Located further north on North Mill Street, across from the Post Office, was Gay Lumber and Timber Company. It was sold in the late ’40s or early ’50s and became known as Rees Lumber Company. It is not known when that mill closed.
Just west of town, where Florence Avenue intersects with Camas Swale Road, a steam-powered sawmill was located in the 1930s. The mill was originally operated by someone named Chambers or Chamberlin, who sold it to Marion Miller. Frank Kennedy later bought the mill, and he changed its power source from steam to a Caterpillar diesel engine. The mill closed in the mid to late 1950s.
A veneer drying and plywood layup plant was located on Butte Road, at the current location of Emerald Forest Products’ veneer drying plant. The plywood plant operated in the 1960s as RDI, Riviera Development Company, and later as CresPly, a division of Mazama Timber.
Numerous other sawmills operated in the immediate area, many of them small operations, and many of them for only short periods of time. Information on these numerous mills could not be located for inclusion in this article. Rod Davis said he can remember that in the early 1950s, there were over 30 mills operating within a five-mile radius of Creswell.

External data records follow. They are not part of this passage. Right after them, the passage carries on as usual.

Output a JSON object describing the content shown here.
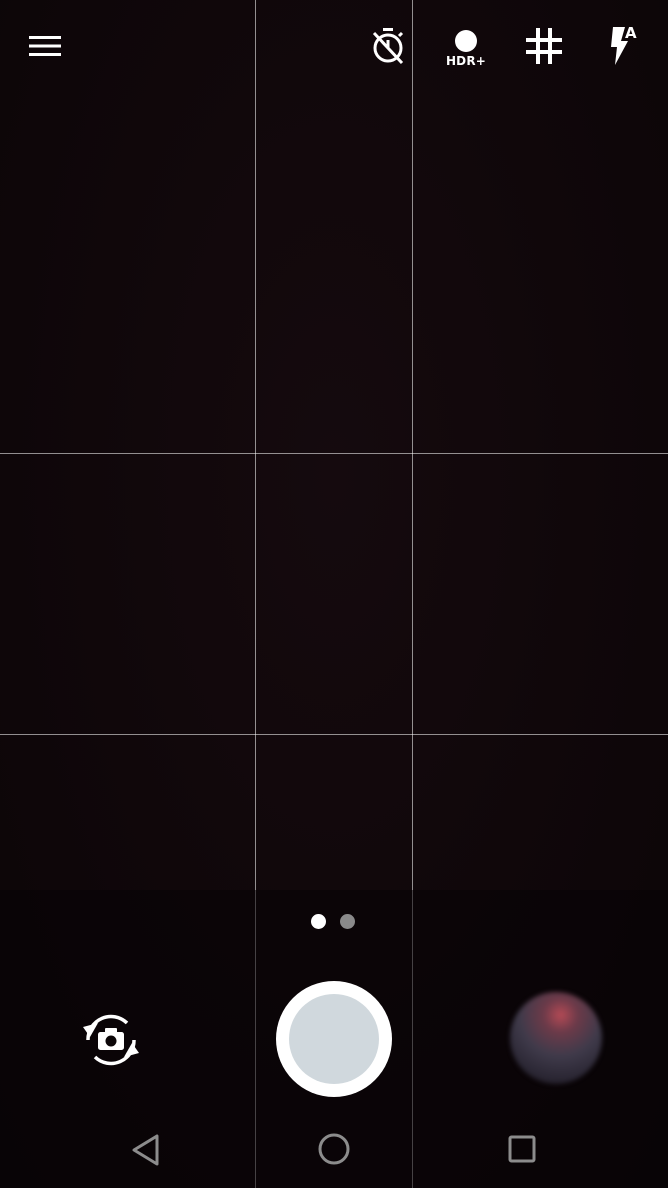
{
  "top_controls": {
    "menu_icon": "hamburger-menu-icon",
    "timer_icon": "timer-off-icon",
    "hdr_icon": "hdr-plus-icon",
    "hdr_label": "HDR+",
    "grid_icon": "grid-icon",
    "flash_icon": "flash-auto-icon",
    "flash_label": "A"
  },
  "mode_pager": {
    "pages": 2,
    "active_index": 0,
    "active_color": "#ffffff",
    "inactive_color": "#8a8a8a"
  },
  "bottom_controls": {
    "switch_camera_icon": "switch-camera-icon",
    "shutter_icon": "shutter-button",
    "gallery_icon": "gallery-thumbnail"
  },
  "navigation": {
    "back_icon": "back-icon",
    "home_icon": "home-icon",
    "recents_icon": "recents-icon"
  },
  "colors": {
    "viewfinder": "#0f070a",
    "shutter_outer": "#ffffff",
    "shutter_inner": "#d0d8dd"
  }
}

That is a far cry from what is operating in the Creswell area today. The veneer drying plant operated by Emerald Forest Products is the only one still in operation. Several small cut-up or resaw plants have operated locally in recent years, but none are operating today. Creswell Forest Products, which was located on Butte Road just north of Emerald and made mouldings and did some custom lumber cutting recently burned and is also out of business.
Many factors have contributed to the cutback in the wood products industry, not only locally, but regionally and nationally as well. Loss of timber supplies, automation, a downturn in the housing market compared to the post-World War II era and environmental concerns have all been contributing factors. But although its presence is not as noticeable today, the timber industry was a major factor in the development of Creswell in the 20th century.